Venuto a conoscenza del potere di Esculapio, che per via del suo altruismo stava interrompendo il flusso delle anime verso l’aldilà, il dio Ade si lamentò della situazione presso l’Augusto Zeus. Il quale, dopo qualche minuto passato a ponderare la complessa situazione, decise di folgorare il nipote oltre qualsiasi proposito di resuscitazione, trasformandolo nella costellazione dell’Ofiuco, talvolta detto “il serpentario”. Stranamente, o forse niente affatto, il figlio del Sommo e padre del malcapitato, Apollo, scelse la via della prudenza, rinunciando così a salvare il suo figliolo.

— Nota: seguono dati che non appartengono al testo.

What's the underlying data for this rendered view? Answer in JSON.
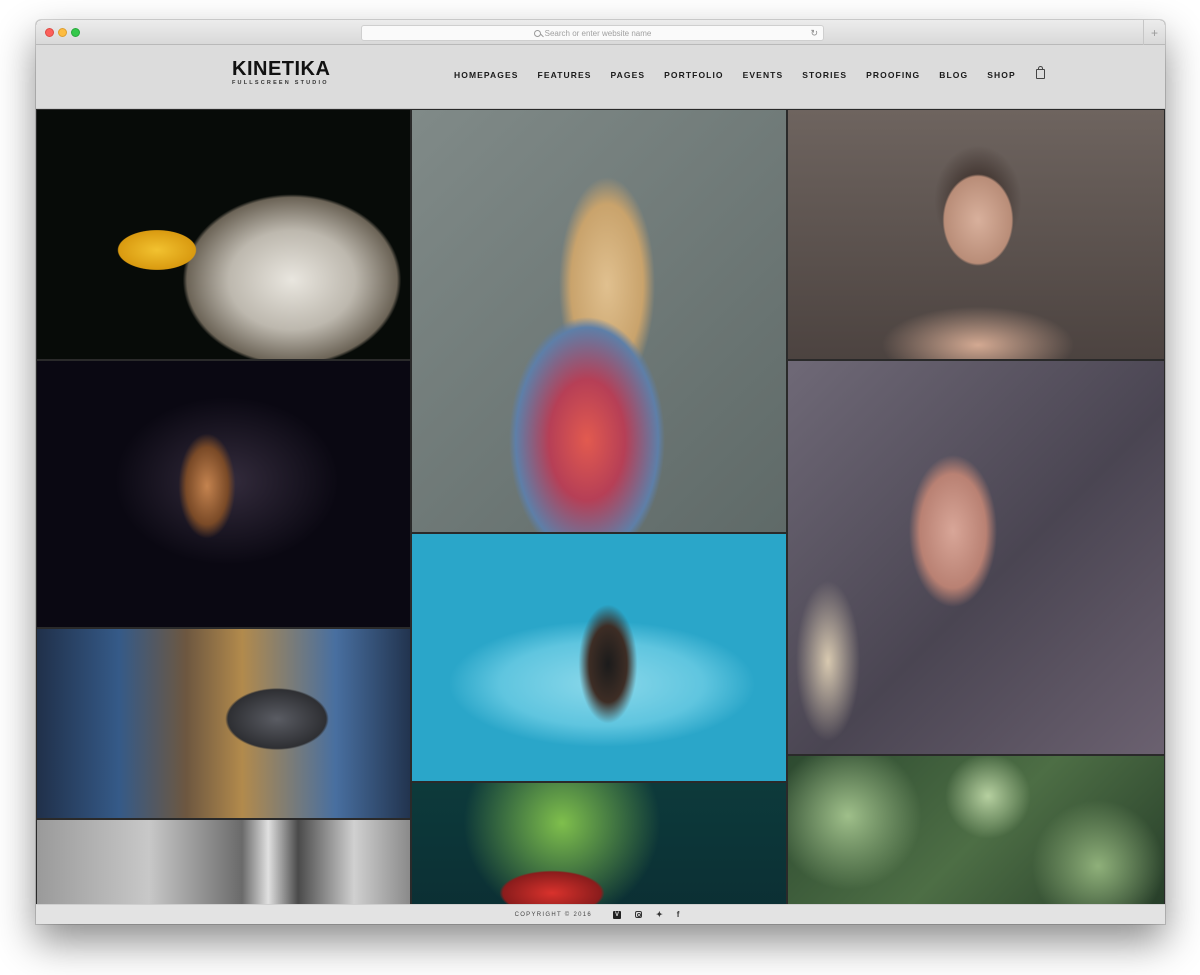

Ma l’eredità della miracolosa verga, secondo una particolare tradizione, sarebbe continuata nei secoli a venire, attraverso la pratica medica, assai diffusa nel mondo classico, necessaria all’estirpazione del “verme della Guinea” (Dracunculus medinensis) un parassita che s’insinuava sotto la pelle delle persone. E che necessitava di essere estratto facendolo arrotolare delicatamente attorno a un’asticella, avendo cura che il suo corpo non si spezzasse a metà. Due mezzi-vermi infatti, questo è noto, sono l’assoluta equivalenza di due interi-vermi, totalmente in salute e allegramente pronti a riprodursi nuovamente. E a voler giudicare l’intera questione, dalle insegne delle farmacie moderne, degli ospedali, e dalla grafica sulla confezione delle medicine, per lo meno dal punto di vista meramente iconografico, una simile bizzarra affermazione sembrerebbe vera pure per le Storie.